J'arrive enfin...quelque part. Dans un lieu que je ne connais pas, auquel je n'ai nul lien, du moins pas sous cette forme. Je rassemble mes esprits, réalise que je suis sous ma forme primitive, la seule véritable au fond, celle que j'ai le plus souvent reniée aussi. J'examine ce qui m'entoure, un endroit purement élémentaire, de roc et de vents, je suis entouré d'un cercle de colonnes qui se perdent dans les cieux assombris, et qui entourent une sorte de table, d'autel, plutôt. Sur cet autel, un corps que je reconnais trop vite, le manche d'une dague honnie dépassant de sa poitrine qui ne se soulève plus. Je gronde instinctivement, une envie furieuse de déchaîner la colère qui me submerge m'envahit, je respire amplement, canalisant mes émotions pour ne garder que l'information brute, puis je scrute les alentours et je le vois. Le Seigneur des vents, qui tournoie lentement autour du cercle rocheux en m'observant de manière peu amène. Je n'ai cure de ses états d'âme à vrai dire, j'ai assez à faire des miens et ma patience avec ces manipulateurs est épuisée. Je lui désigne le corps d'une patte aux griffes d'obsidienne et aussi neutre que possible lui demande:
-Tu n'as rien fait pour l'empêcher?
-Je n'ai rien pu faire. Elle ne le voulait pas.
-Où est-elle? Son âme, je veux dire?
-Dans un monde auquel tu n'as pas accès. Le monde des Dieux, du moins c'est ainsi que la plupart des vivants le nomment.
-Je ne crois pas aux Dieux. Je les ai vu apparaître. Et disparaître pour certains.
-Il n'empêche que tu ne peux te rendre là-bas. Peut-être justement pour cela, d'ailleurs, je ne sais pas, je ne suis pas l'un d'eux.

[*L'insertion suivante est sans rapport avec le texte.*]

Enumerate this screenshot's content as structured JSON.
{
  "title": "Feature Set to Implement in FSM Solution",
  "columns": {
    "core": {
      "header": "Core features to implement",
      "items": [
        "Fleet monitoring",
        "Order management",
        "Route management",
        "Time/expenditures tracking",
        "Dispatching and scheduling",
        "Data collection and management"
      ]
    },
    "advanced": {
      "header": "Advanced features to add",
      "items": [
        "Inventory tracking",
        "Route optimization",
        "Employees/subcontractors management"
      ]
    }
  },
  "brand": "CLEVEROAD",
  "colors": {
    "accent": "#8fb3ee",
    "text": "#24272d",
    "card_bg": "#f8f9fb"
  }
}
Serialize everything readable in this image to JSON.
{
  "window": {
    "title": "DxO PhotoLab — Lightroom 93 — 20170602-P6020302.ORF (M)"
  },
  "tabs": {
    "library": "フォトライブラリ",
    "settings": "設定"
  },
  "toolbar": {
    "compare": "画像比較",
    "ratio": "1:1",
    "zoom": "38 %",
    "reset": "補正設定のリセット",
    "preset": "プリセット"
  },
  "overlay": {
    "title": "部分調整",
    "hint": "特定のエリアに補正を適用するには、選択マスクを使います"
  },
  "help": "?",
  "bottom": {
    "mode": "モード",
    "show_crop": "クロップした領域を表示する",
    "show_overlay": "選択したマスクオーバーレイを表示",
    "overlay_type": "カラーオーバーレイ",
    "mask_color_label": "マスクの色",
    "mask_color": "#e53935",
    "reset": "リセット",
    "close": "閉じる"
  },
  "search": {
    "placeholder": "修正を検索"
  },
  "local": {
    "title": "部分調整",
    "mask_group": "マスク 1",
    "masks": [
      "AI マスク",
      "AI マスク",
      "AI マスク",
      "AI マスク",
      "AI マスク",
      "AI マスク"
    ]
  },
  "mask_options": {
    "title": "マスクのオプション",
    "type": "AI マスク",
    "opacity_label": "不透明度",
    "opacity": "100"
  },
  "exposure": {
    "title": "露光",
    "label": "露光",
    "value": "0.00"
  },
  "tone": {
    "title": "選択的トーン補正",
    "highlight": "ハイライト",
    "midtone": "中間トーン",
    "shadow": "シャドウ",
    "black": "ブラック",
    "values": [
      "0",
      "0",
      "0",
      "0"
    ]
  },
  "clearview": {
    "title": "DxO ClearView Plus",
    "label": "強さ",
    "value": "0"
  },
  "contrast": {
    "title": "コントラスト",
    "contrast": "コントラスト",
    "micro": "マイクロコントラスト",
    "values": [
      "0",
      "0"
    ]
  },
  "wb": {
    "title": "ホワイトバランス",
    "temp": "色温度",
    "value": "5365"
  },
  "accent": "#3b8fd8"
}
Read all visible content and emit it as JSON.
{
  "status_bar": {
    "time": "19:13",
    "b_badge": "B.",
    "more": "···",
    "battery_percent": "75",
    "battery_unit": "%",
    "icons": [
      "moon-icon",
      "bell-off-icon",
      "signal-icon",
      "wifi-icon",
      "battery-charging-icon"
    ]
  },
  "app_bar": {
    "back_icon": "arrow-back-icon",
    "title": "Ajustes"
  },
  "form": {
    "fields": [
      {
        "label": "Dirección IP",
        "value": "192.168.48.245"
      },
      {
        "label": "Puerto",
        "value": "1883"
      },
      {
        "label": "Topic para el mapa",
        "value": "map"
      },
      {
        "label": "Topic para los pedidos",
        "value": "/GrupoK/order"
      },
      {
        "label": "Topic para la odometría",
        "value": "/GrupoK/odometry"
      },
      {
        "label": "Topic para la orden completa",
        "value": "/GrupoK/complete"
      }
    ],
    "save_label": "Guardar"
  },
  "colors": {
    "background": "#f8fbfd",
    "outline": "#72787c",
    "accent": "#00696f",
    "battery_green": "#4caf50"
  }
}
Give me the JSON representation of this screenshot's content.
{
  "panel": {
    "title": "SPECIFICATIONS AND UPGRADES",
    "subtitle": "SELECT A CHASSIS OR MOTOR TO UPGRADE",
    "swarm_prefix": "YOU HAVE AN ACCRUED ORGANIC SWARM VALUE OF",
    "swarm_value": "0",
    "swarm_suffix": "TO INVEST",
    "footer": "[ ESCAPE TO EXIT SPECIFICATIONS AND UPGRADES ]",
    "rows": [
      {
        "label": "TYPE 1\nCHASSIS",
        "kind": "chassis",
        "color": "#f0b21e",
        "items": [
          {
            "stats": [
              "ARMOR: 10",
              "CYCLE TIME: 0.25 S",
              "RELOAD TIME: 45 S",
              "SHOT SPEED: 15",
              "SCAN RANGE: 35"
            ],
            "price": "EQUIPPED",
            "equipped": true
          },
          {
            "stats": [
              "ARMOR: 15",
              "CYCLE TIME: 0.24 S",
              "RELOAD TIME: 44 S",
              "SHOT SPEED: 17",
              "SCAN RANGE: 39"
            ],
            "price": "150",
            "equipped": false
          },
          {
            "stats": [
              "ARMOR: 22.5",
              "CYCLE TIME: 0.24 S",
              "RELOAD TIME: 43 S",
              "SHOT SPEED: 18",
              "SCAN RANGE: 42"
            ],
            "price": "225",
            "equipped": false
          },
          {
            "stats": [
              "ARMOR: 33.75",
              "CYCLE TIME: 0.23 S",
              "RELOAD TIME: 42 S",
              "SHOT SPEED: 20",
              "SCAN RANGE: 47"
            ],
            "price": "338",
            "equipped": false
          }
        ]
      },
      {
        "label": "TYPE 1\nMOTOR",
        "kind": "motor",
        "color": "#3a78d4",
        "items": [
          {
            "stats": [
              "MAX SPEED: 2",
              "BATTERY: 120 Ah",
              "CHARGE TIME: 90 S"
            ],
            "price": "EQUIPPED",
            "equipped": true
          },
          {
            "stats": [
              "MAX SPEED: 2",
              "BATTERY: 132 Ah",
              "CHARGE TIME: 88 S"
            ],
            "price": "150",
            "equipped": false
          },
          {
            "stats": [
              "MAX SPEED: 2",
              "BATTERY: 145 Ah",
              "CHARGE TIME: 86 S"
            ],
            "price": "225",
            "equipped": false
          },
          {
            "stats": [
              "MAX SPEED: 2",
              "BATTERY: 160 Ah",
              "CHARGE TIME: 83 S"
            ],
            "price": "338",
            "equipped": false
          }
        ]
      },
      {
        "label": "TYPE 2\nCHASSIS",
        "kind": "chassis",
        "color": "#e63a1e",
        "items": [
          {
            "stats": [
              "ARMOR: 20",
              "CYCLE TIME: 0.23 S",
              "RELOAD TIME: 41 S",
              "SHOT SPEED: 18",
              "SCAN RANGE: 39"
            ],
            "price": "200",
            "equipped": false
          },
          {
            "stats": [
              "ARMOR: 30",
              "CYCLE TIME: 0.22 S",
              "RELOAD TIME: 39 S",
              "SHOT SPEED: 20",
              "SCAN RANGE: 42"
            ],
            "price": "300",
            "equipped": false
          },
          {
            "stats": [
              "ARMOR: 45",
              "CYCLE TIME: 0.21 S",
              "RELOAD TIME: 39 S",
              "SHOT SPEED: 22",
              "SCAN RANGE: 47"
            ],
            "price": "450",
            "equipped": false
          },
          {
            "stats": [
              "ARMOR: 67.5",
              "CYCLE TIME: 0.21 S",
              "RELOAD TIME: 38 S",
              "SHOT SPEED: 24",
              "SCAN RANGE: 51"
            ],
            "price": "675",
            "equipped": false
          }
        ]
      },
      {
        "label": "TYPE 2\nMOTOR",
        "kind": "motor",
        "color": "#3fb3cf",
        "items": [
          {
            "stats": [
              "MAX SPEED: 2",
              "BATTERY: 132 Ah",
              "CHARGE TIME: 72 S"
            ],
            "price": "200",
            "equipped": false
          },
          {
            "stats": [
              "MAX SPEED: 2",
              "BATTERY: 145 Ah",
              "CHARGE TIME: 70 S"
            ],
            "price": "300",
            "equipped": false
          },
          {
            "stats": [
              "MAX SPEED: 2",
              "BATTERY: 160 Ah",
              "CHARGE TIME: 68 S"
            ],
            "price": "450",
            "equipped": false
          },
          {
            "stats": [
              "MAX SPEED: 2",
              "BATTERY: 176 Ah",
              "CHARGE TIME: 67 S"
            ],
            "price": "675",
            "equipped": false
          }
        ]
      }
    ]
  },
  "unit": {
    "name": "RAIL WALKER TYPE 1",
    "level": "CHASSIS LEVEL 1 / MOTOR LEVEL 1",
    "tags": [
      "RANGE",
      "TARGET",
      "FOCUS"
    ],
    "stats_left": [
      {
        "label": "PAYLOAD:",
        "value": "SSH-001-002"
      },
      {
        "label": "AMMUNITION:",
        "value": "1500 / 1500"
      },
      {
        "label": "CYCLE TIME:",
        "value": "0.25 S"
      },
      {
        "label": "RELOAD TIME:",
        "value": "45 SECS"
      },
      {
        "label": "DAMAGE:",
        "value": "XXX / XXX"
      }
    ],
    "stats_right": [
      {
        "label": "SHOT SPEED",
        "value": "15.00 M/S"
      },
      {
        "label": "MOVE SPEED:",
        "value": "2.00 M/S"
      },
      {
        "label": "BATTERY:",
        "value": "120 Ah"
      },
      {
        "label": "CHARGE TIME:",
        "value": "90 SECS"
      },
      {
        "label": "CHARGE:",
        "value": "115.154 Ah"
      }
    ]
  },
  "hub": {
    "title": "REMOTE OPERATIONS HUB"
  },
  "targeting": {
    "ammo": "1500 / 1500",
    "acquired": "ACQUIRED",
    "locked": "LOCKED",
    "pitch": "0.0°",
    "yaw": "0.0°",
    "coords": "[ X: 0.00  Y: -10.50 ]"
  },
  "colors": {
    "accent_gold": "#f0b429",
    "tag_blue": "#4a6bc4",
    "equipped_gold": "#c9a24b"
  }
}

-Je n'aime pas leurs jeux. Et je suis infiniment las de leurs exigences, de leurs prix et autres fadaises. Des vôtres, aussi. C'est assez, maintenant, écarte-toi et laisse-moi seul avec...elle.
-Je ne suis pas ton ennemi, tu sais...
-Pas plus qu'un ami. Alors vas-t'en. Je n'ai pas envie de te contraindre mais je le puis si besoin. Laisse-moi.
-Soit, Seigneur d'Obsidienne. N'oublie pas ton Nom, tout de même...
-Aucun risque. Même s'il ne signifie plus rien d'autre que des fins et des haines. Et ne me parle pas de prix, ils ont tous été payés dix fois.
-Ainsi toutes les trames se rassemblent...
-Elles ont toujours été unies, que certains ne puissent l'accepter n'y change rien. Mais trêve de voiles et de discours, j'ai une Danse à mener, et un million d'illusions à briser.
-Je n'aime pas ça.
-Je ne te demande pas d'aimer quoi que ce soit, je t'ai demandé de me laisser seul, Seigneur des Vents.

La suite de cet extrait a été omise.